Keele students are said to be slightly more genteel.
Cheap property
You can pick up a two-bedroom terrace house for as little as £50,000.
Leafy suburbs
As well as the rows and rows of small, terrace houses, built way back when for potters, there are more affluent, tree-lined streets, notably around The Trentham Estate.
The Chiron Institute
A quirky entry, but something you can’t do in other, smaller cities in the Midlands.
Pull up your yoga mat and blanket at The Chiron Institute, close your eyes and journey through a soundscape of gongs and the like.
It’s a new-age thing, and it’s right in the centre of Stoke town.
Friendly ‘ducks’
We’re a friendly bunch around here and call each other ‘duck’.

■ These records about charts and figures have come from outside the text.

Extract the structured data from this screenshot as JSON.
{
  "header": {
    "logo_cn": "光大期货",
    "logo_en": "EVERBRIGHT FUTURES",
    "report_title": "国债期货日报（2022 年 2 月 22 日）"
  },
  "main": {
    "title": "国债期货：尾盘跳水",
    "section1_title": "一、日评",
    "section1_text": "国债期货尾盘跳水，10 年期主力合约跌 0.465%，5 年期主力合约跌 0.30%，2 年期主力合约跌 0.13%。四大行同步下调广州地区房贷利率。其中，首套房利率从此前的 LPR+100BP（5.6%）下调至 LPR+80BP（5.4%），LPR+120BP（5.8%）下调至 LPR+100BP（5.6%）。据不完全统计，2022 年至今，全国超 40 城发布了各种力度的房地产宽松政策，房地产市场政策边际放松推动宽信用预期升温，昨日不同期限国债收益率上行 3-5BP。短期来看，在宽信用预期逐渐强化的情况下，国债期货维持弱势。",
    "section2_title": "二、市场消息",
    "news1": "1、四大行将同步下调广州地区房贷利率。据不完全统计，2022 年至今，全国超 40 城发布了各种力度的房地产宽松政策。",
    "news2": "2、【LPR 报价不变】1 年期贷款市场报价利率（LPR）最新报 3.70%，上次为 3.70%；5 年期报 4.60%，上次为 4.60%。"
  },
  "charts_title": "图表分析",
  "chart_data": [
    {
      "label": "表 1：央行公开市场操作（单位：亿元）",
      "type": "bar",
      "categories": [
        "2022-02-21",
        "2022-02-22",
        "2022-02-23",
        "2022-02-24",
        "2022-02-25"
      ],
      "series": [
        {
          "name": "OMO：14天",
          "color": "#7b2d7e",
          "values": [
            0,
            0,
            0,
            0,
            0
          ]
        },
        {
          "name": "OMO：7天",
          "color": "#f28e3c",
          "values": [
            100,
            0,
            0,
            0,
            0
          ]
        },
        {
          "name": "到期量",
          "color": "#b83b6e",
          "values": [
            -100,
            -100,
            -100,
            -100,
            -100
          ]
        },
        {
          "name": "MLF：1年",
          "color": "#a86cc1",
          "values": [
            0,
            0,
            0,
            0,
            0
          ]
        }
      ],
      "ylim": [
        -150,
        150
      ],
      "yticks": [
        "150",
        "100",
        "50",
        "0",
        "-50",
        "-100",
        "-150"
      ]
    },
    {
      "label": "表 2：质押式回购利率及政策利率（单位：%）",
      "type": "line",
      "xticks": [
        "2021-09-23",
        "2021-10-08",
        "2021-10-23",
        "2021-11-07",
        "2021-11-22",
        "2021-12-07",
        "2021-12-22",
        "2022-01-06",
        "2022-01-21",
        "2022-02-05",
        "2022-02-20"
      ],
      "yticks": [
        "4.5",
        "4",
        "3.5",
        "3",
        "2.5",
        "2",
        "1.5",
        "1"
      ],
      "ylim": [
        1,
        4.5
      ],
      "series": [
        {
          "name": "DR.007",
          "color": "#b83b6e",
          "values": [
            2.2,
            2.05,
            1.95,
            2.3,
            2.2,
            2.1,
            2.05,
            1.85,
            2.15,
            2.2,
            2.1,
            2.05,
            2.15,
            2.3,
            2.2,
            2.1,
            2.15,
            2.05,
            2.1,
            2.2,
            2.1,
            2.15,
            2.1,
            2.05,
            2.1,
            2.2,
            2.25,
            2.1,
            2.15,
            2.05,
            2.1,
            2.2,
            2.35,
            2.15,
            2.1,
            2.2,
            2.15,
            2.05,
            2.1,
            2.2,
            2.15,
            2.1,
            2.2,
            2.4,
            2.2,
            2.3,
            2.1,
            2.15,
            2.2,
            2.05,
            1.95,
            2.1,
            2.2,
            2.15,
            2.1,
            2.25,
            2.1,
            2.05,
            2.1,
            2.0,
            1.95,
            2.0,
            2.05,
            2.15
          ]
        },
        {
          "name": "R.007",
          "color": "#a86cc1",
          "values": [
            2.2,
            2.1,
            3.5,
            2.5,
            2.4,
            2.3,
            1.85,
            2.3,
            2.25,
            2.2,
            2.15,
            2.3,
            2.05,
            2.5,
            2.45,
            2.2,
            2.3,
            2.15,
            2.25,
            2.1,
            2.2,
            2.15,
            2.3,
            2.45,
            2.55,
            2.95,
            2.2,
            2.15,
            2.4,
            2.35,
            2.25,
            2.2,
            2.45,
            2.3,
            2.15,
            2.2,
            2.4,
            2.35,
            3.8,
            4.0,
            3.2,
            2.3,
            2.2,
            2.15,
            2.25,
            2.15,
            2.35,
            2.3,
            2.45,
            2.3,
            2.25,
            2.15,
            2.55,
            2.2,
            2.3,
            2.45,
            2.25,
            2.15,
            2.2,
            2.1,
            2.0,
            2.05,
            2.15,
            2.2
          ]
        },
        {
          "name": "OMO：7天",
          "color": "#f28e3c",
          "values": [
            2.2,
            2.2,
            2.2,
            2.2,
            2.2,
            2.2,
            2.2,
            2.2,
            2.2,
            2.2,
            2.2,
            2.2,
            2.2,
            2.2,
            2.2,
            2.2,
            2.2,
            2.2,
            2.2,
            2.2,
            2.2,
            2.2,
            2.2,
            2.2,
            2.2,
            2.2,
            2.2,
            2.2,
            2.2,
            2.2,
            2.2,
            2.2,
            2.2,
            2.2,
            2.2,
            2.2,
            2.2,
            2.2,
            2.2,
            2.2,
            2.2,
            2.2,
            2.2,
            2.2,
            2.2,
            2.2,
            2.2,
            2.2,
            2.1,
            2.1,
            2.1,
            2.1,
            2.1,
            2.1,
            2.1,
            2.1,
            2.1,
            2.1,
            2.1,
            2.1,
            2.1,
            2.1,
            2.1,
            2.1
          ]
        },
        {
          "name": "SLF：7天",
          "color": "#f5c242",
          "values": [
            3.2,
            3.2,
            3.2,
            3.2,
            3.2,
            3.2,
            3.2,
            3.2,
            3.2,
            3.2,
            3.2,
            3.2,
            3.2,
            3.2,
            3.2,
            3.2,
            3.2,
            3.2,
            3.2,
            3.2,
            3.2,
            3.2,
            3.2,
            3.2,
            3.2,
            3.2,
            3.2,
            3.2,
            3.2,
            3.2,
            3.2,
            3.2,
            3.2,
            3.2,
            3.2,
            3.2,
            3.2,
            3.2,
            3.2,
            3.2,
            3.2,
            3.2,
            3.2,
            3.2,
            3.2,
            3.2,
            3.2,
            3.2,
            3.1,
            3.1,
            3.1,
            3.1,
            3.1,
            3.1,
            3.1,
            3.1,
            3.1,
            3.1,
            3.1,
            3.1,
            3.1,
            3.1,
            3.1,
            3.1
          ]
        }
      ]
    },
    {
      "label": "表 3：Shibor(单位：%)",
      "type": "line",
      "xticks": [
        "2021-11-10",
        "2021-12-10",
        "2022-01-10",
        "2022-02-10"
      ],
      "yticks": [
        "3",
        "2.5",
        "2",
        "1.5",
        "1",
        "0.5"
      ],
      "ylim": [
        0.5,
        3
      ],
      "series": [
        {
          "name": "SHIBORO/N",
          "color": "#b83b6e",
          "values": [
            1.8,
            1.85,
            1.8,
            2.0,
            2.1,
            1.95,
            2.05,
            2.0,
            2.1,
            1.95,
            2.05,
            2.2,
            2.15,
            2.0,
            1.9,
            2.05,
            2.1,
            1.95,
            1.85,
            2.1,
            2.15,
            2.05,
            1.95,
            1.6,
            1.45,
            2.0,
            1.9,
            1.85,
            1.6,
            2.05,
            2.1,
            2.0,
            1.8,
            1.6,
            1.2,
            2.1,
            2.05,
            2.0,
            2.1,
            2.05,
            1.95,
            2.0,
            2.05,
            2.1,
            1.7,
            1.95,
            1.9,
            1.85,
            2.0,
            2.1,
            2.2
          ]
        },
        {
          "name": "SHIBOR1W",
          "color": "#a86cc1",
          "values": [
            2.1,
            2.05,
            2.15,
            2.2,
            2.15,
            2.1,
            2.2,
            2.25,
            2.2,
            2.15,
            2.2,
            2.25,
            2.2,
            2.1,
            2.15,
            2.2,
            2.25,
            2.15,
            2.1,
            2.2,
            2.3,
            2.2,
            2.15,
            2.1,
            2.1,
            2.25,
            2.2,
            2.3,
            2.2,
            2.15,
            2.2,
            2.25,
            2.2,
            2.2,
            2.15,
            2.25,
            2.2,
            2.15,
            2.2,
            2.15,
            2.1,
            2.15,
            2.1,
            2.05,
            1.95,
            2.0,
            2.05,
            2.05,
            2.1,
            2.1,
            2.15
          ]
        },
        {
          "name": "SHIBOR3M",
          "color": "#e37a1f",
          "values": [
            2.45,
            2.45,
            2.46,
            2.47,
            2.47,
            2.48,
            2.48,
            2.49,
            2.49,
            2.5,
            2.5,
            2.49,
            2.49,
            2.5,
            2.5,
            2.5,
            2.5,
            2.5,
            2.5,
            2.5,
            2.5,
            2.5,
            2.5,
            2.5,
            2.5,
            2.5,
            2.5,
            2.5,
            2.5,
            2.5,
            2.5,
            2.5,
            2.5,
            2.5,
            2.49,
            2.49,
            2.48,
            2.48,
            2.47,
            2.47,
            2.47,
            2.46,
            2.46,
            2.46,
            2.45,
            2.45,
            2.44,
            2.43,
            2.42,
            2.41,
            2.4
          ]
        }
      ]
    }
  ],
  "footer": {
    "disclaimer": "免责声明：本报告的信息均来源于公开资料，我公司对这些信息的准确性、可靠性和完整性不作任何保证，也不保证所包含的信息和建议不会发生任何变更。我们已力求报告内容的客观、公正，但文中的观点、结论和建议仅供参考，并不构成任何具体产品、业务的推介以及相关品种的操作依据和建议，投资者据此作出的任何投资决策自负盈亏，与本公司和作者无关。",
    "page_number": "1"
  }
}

Stoke-on-Trent Literary Festival
This annual event takes place every June to celebrate books and authors – and it styles itself as the UK’s only ‘festival in a factory’.
Arnold Bennett
A two-metre-high bronze statue of novelist, playwright and essayist Arnold Bennett was revealed in Hanley this year to celebrate the writer’s 150th birthday.
Lemmy’s Blue Plaque
Burslem-born Lemmy, former Motörhead frontman, has just had his own Blue Plaque unveiled at the nearby Port Vale ground.
Biddulph Grange Gardens
It’s worth visiting this attraction, which is part of a stately home north of Stoke, just for the cheeky, all-gold cow that greets you at the entrance to the Japanese quarter of the gardens.